Inverters
The INVERTER is the major electronic component that converts the 12, 24, or 48 volt DC current from the battery into 220 volt AC current, the same as utility power for standard household lights, outlets, and appliances.
There are basically two types of inverters on the market today: modified sine wave and sine wave. The differences between these two types of inverters are subtle but significant in the way they operate certain types of loads.
Modified sine wave
Inverters can adequetely power most household appliances and power tools. It is more economical, but may present certain
compromises with some loads such as microwave ovens, laser printers, clocks and cordless tool chargers.
Sine wave
Inverters supply power of better quality than the power company, and work correctly with any appliance.

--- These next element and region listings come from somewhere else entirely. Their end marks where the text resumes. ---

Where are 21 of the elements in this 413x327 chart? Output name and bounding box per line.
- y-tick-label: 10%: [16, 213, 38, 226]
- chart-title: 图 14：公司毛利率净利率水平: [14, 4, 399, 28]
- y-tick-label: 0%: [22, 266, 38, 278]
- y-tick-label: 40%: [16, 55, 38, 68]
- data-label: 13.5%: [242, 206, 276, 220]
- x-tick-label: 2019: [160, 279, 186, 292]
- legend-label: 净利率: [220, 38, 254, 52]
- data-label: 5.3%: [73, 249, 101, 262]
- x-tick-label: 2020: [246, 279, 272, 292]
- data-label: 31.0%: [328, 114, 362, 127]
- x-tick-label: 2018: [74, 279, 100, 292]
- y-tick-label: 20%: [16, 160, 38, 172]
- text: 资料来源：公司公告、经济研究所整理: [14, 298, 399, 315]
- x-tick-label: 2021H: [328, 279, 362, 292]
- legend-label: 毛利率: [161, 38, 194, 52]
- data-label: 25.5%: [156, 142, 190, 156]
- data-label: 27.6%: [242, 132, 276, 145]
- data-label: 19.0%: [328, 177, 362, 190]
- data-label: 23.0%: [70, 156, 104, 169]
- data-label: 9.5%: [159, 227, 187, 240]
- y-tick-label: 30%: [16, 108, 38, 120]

A small 150 Watt true sine wave inverter might be used when you have just a few smaller appliances that require true sine
wave power.
Inverters are rated by their continuous wattage output and are capable of briefly sustaining much higher loads than they can run continuously, because some electric loads, like motors, require a surge to get started. The more they can put out, the more they cost initially. So you don't want to buy a bigger one than you need. On the other hand, an inverter that's too small is going to frustrate you because you'll need to limit usage.
If you only have a single appliance or two to run it doesn't take much. For example, say you want to run a 14-inch TV, a VCR, and a light all at once. Total up all the wattages, about 40W for the TV, 20W for the VCR, and 14W for a compact fluorescent light, a total of 74 Watts. Pick an inverter that can supply at least 74 Watts continuously, and you have it.
To power a whole house full of appliances and lights it will take more planning. Obviously not every appliance and light will be on at the same time. Mid-size inverters of 500 to 1,000 Watts do a good job of running lights, entertainment equipment, and small kitchen appliances, in other words, most common household loads. What a mid-size inverter will not do is run a mid- to full-size microwave, a washing machine, or larger handheld power tools. For those loads you need a full-size 2,000+ Watt inverter. In truth, most households end up with one of the full-size inverters because household loads tend to grow, and larger inverters are often equipped with very powerful battery chargers.
All inverters produce a small amount of waste heat. The harder they are working, the more heat. If they get too hot they will shut off or limit their output to protect themselves. Give the inverter plenty of ventilation and keep it dry.
We have been painting a rosy picture up to this point, but let us now have a little brutal honesty to balance things out. If you know about these problems beforehand it is usually possible to work around them when selecting appliances.
Modified sine wave inverters work fine for 99% of the appliances, with notable exceptions listed below.
The problems discussed here are caused only by modified sine wave inverters. A small sine wave unit is sometimes employed
to power a specific appliance or two, while the rest of the household runs on the cheaper and more efficient
modified sine wave inverter.
Some audio gear will pick up a 60-cycle buzz through the speakers. It doesn't hurt the equipment, but it's annoying to
the listener. There are too many models and brands to say specifically which are a problem and which aren't.
We've had better luck with new equipment recently. Manufacturers are starting to put better power supplies into their gear.
Some top-of-the-line audio gear is protected by SCRs or Triacs. These devices are installed to guard against power
line spikes, surges, and trash (nasties which don't happen on inverter systems). However, they see the sharp corners
on modified sine wave as trash and will sometimes commit electrical hara-kiri to prevent that nasty power from reaching
the delicate innards. Some are even smart enough to refuse to eat any of that ill-shaped power, and will not power up.
The only sure cure for this (other than more tolerant equipment) is a sine wave inverter.
99.9% of computers run happily on modified sine wave. In fact most of the uninterruptible power supplies on the market
have modified sine wave or even square wave output. Many laser printers are equipped with SCRs, which cause the problems
detailed above. Laser printers are a very poor choice for renewable energy systems anyway due to their high standby
power use. Inkjet printers can do almost anything a laser printer can do while only using 25 to 30 watts instead of
900 to 1,500 watts. Most variable speed ceiling fans will buzz on modified sine wave current. They work fine, but the
noise is annoying.
Phantom loads many modern appliances remain partially on when they appear to be turned off. Anything that can be powered up with a button on a remote control must remain partially on and listening to receive the "on" signal. Anything with a clock-VCRs, coffee makers, microwave ovens-uses a small amount of power all the time. Mobile phones answering machines, or anything that uses a "power cube" in the AC socket (These usually run a horrible 60% to 80% inefficiency) use very tiny amounts of power, maybe only a watt or two, but they make the inverter stay turned on and running 24 hours per day. One of these loads, if it is large enough to awaken the inverter from stand-by (where it uses only 0.1 to 1.0 watt), it consumes its own load plus the inverter's overhead, which can be 2 to ten watts. While this sounds like grasping at straws to those unfamiliar with the demands of an independent power system, over 24 hours this much power lost to inefficiency can add a 500euro solar panel or two to the size of the array needed to keep from going bankrupt energy-wise.